Aytaç Şaşmaz, genç yaşta ağır bir hastalığı atlatmasının ardından işitme duyusunu kaybeden Baha karakterini canlandırmaktadır. Şaşmaz, bu zorlu rol için günde sekiz saat işaret dili eğitimi alarak yaklaşık iki ayını harcamıştır. Bağlılığı, set dışında da ek işaret dili pratiği yaparak setin ötesine geçmiştir.
Baha karakterine kendini kaptırmak, duygusal olarak yorucu bir deneyim olmuştur. 3,5-4 ay boyunca kendini izole eden Şaşmaz, karakterin ritmini işaret dili ve konuşma kalıplarında özgün bir şekilde yakalamak için sosyal etkileşimlerden ve konuşmadan uzak durmuştur. Bu süreç, onun psikolojisini derinden etkilemiş ve kendi kimliğinden kopmasına neden olmuştur. Şaşmaz, çekimlerden sonra gerçek benliğiyle yeniden bağlantı kurmanın uzun bir süre aldığını belirtmektedir.
İzolasyon dönemini anlatan Şaşmaz, duyabildiği halde duymamayı tercih ettiğini, bir nevi görmeden bakmayı benzetmektedir. Sette iletişim, kısa yanıtlar ve kafa sallamalarla sınırlı olmuştur. Rolün psikolojik zorluklarını ve karakteri özgün bir şekilde canlandırmak için kendini nasıl etkili bir şekilde uzaklaştırdığını canlı bir şekilde hatırlamaktadır.
Zorlu rol, Şaşmaz’ın oyunculuk yeteneğini test etmekle kalmamış, aynı zamanda kişiliğinin farklı yönlerini keşfetmesine de izin vermiştir. Bu deneyim, müzik yeteneklerini daha kapsamlı bir şekilde kullanmasına olanak sağlamıştır. İşaret dilini öğrenmenin ötesinde, zorluk işaret dilini kullanırken betimlemeyi de içermekte ve bunu performansının bir parçası haline getirmektedir.

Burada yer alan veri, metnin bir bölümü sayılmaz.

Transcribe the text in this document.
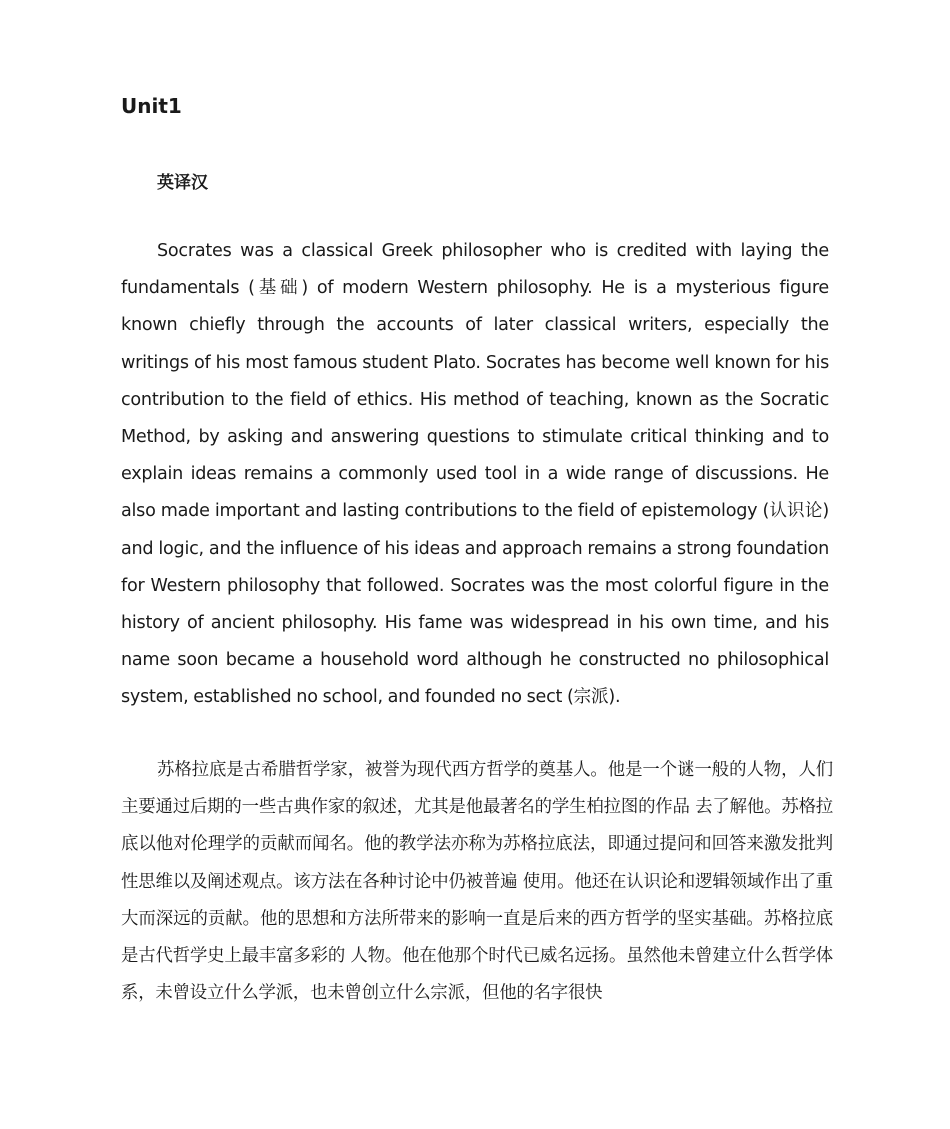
Unit1
英译汉

Socrates was a classical Greek philosopher who is credited with laying the fundamentals (基础) of modern Western philosophy. He is a mysterious figure known chiefly through the accounts of later classical writers, especially the writings of his most famous student Plato. Socrates has become well known for his contribution to the field of ethics. His method of teaching, known as the Socratic Method, by asking and answering questions to stimulate critical thinking and to explain ideas remains a commonly used tool in a wide range of discussions. He also made important and lasting contributions to the field of epistemology (认识论) and logic, and the influence of his ideas and approach remains a strong foundation for Western philosophy that followed. Socrates was the most colorful figure in the history of ancient philosophy. His fame was widespread in his own time, and his name soon became a household word although he constructed no philosophical system, established no school, and founded no sect (宗派).

苏格拉底是古希腊哲学家，被誉为现代西方哲学的奠基人。他是一个谜一般的人物，人们主要通过后期的一些古典作家的叙述，尤其是他最著名的学生柏拉图的作品 去了解他。苏格拉底以他对伦理学的贡献而闻名。他的教学法亦称为苏格拉底法，即通过提问和回答来激发批判性思维以及阐述观点。该方法在各种讨论中仍被普遍 使用。他还在认识论和逻辑领域作出了重大而深远的贡献。他的思想和方法所带来的影响一直是后来的西方哲学的坚实基础。苏格拉底是古代哲学史上最丰富多彩的 人物。他在他那个时代已威名远扬。虽然他未曾建立什么哲学体系，未曾设立什么学派，也未曾创立什么宗派，但他的名字很快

Baha karakterinin saf ve lekesiz bakış açısı, Şaşmaz’a kendi ahlakı üzerine düşünme fırsatı vermiştir. Bu deneyim, oyuncunun ham ve filtrelenmemiş tarafını ortaya çıkarmıştır. Baha’nın masumiyetiyle karşılaşmak, insan doğasının ikilemini ve hem algılanan iyiliği hem de içindeki gizli karanlığı ortaya çıkarmıştır.
Sonuç olarak, Aytaç Şaşmaz’ın ‘Hatıran Yeter’ ile yaptığı dönüştürücü yolculuk, onu sadece profesyonel olarak zorlamamış, aynı zamanda insan duygularının ve kendini keşfetmenin karmaşıklığına dair derin ve içe dönük bir keşif sağlamıştır.